ECE Seminar Co-hosted by CPSRC: Towards Scalable and AI-Enabled Autonomous Systems

ECE Seminar Co-hosted by CPSRC: Towards Scalable and AI-Enabled Autonomous Systems

Speaker Name: 
Michael Zavlanos
Speaker Title: 
Associate Professor of Mechanical Engineering and Materials Science
Speaker Organization: 
Duke University
Start Time: 
Monday, October 11, 2021 - 10:40am
End Time: 
Monday, October 11, 2021 - 11:40pm
Zouheir Rezki



Current autonomous systems, comprising of intelligent machines, devices, and software that are aware of and interact with their environment, have the potential to accomplish a previously intractable scope of tasks. Their ever growing capabilities are already enabling them operate in the real- world, making independent decisions and even learning in uncertain, unstructured, and unpredictable environments. These new systems will soon be able to replace humans in hazardous environments and tedious jobs, provide them with up-to-the-minute situational awareness, assist them in difficult or repetitive tasks, and enhance their capabilities. For autonomous systems to show their full potential, new methods are necessary that will allow them to seamlessly infer, reason, and act in the real-world using large amounts of data, learn from their experiences and improve their performance, accept naturally expressed instruction from humans, adapt and respond to unpredictable situations, and effectively interact with each other and humans to accomplish collaborative tasks.
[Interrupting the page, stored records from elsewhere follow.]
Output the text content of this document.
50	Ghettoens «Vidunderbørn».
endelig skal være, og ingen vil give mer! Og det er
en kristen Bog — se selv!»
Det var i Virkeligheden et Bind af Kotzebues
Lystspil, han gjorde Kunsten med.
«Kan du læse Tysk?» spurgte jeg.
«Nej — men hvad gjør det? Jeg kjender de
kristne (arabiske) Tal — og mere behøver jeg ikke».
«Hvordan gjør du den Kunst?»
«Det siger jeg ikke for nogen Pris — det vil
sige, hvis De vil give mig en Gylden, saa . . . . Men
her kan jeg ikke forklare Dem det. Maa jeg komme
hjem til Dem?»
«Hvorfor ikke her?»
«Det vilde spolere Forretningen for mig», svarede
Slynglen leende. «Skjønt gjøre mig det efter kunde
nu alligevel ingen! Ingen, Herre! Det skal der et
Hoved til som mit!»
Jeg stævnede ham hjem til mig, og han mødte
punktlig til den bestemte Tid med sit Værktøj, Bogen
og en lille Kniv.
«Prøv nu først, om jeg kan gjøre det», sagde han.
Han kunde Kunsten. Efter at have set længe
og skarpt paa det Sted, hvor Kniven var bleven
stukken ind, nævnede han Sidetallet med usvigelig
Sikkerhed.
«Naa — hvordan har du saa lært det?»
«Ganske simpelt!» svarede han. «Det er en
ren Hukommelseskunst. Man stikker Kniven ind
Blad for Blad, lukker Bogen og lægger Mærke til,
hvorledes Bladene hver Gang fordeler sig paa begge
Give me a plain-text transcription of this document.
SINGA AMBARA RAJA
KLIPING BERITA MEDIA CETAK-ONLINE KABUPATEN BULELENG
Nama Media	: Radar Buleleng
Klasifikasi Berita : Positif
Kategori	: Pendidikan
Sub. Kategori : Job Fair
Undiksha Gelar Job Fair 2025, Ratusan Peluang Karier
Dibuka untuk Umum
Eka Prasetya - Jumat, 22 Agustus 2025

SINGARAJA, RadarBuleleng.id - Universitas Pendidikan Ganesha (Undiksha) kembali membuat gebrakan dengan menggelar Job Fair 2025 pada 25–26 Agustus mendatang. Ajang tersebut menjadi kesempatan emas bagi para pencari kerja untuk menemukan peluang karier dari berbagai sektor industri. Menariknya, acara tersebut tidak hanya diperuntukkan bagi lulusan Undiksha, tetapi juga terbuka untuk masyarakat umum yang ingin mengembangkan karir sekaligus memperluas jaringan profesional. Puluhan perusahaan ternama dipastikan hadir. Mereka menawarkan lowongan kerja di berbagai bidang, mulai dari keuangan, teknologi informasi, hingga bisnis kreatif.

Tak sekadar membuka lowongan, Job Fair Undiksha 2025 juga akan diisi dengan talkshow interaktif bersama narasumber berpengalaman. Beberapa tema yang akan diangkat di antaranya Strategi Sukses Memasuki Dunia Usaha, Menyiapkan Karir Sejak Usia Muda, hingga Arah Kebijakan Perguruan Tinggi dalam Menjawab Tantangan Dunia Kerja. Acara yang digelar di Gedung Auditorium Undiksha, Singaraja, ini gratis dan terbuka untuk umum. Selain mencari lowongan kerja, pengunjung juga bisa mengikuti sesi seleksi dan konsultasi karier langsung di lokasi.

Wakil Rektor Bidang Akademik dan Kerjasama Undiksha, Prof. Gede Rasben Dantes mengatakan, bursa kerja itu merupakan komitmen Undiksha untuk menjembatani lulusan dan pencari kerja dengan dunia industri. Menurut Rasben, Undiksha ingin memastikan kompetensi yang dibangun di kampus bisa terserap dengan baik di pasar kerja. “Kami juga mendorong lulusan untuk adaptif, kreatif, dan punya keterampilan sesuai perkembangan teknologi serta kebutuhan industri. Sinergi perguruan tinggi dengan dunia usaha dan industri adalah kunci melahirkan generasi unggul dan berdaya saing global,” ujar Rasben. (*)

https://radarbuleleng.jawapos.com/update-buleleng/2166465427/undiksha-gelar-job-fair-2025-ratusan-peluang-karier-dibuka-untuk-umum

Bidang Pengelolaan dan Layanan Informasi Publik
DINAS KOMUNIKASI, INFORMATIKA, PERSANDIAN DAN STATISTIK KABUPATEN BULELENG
Michael M. Zavlanos received the Diploma in mechanical engineering from the National Technical University of Athens, Greece, in 2002, and the M.S.E. and Ph.D. degrees in electrical and systems engineering from the University of Pennsylvania, Philadelphia, PA, in 2005 and 2008, respectively. He is currently the Yoh Family Associate Professor in the Department of Mechanical Engineering and Materials Science at Duke University, Durham, NC. He also holds a secondary appointment in the Department of Electrical and Computer Engineering and the Department of Computer Science. His research focuses on control theory, optimization, learning, and AI and, in particular, autonomous systems and robotics, networked and distributed control systems, and cyber-physical systems. Dr. Zavlanos is a recipient of various awards including the 2014 ONR YIP Award and the 2011 NSF CAREER Award.